WHAT IS YOUR IMMIGRATION STORY?
My mother and father came from the Philippines, particularly the Luzon region of Quezon and my father comes from Batanga City and his father is from San Pablo, Laguna. They migrated here to the United States through different professions: my mother through the medical field as an operating room technician and my father enlisted in the United States Navy. Through their professions, they were able to make their way towards the United States. They met here in Los Angeles, went to Dodger games for dates and raised four boys in downtown Los Angeles, Echo Park, historic Filipino town.
WHAT DOES YOUR CURRENT JOURNEY LOOK LIKE?

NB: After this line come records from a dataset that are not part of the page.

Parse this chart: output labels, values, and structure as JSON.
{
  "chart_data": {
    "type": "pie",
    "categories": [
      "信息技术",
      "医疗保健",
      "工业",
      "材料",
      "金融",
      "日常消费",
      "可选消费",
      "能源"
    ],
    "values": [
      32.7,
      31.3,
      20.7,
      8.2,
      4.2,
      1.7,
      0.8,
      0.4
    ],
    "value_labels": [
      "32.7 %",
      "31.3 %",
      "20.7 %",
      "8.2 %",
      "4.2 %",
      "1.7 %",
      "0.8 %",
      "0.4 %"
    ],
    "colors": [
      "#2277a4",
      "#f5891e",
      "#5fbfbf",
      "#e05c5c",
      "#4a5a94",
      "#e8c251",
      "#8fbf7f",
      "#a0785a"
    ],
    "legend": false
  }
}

So my family was always the entry point stop for many relatives. Many of my father's siblings and my mother's siblings were able to migrate through a kind of reunification process where their parents migrated here and then through that their parents were able to build the process to bring their children over. Most of my parents' immediate siblings are here in the United States. We're now going on several generations here now with my siblings having their own kids and still living in the community we grew up in. So we're still in downtown Los Angeles, Echo Park, where we do we have a small business that showcases American options of barbecue cuts of meat with a Filipino flavor.
In the 90s there were a lot of youth on youth violence. Federal funding and state funding supported these nonprofits that focused on doing at risk youth prevention. So instead of kids participating in violence and substance abuse, they're able to learn about other people's cultures, do community work, beautifification, programming, and after school activities. And one thing that was always kind of prominent in these programs and these activities was communing over food. And particularly for my family, feeding four boys, my mother's parents, her husband, her siblings, and their kids, and then a relative that's passing through that apartment. Being able to cook in large portions to be able to feed folks was something that our family was always kind of known for. And in the process of being a youth in the community and just growing up in the household with a lot of people, food was always important and it was a way for folks to debrief after a long day's work to prepare for activities and it just so happened that it intersected where our role of being able to feed people in our community based off of the recipes that we cooked at home. It gave us an opportunity to offer that to the greater Los Angeles public through catering at first and then eventually opening up a restaurant in the community we grew up in utilizing recipes that we've cultivated in our experience here as Americans of Filipino descent. I think what's important is that even in the process of learning about or even documenting our current progress that there was opportunities to learn more about where we've come from.
So during the pandemic, I was able to pose questions to my nephews and nieces about being engaging with your elders and asking them some basic questions such as, What's the name of your grandparents? And see how far they can go back. And in that process I was able to listen to the conversations and discover new things that even I myself wasn't familiar with. My father's father and his grand maternal grandparents were involved with the liberation of the Filipino people first against the Spanish and then against the United States and then against the Japanese. So these are things that even though I was enthralled in and immersed in the Filipino American culture, the greater Asian-American culture, people of color, just, even Angelino heritage, finding these new openings and discoveries of our families, is something that we've always kind of been I would say journalist in, but trying to archive our family stories that as you open up these onions, there's more layers and layers of these dynamic stories. And sometimes, it's not positive. Sometimes it's very sad and tragic. But part of it is being able to figure out certain moments and instances and in policies as well as just family experiences that put us in this position that we're at now.